Because no simple closed‑form expression exists for the standard error of the median, the bootstrap is particularly valuable here. The bootstrap estimate indicates that the sample median is reasonably stable across resampled datasets. The relatively small SE suggests that the median is a reliable measure of central tendency for this distribution.

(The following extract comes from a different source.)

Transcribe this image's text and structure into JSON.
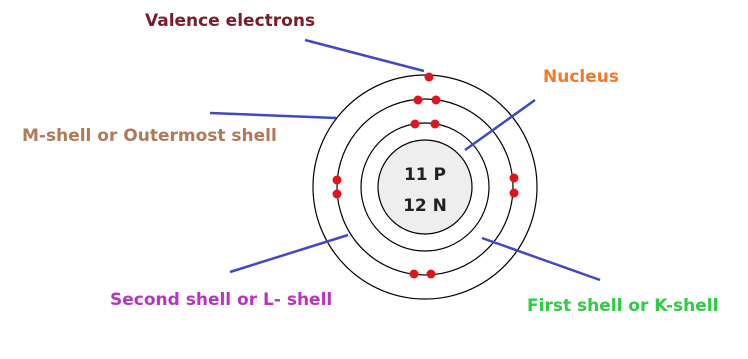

  1. Based on this data set, provide an estimate for the tenth percentile of medv in Boston census tracts. Call this quantity ˆµ0.1. (You can use the quantile() function.)
mu_hat_tenth <- quantile(Boston$medv, 0.1)
cat("Estimated 10th Percentile:", mu_hat_tenth, "\n")
## Estimated 10th Percentile: 12.75
  1. Use the bootstrap to estimate the standard error of ˆµ0.1. Comment on your findings
boot.tenth <- function(data, index) {
  return(quantile(data[index, "medv"], 0.1))
}

set.seed(1)
boot_tenth_results <- boot(Boston, boot.tenth, R = 1000)
print(boot_tenth_results)
## 
## ORDINARY NONPARAMETRIC BOOTSTRAP
## 
## 
## Call:
## boot(data = Boston, statistic = boot.tenth, R = 1000)
## 
## 
## Bootstrap Statistics :
##     original  bias    std. error
## t1*    12.75  0.0339   0.4767526

The bootstrap standard error for the 10th percentile is larger than that of the mean or median. This is expected: tail estimates rely on fewer observations and are therefore more sensitive to sampling variability. The bootstrap provides a practical and robust way to quantify this uncertainty.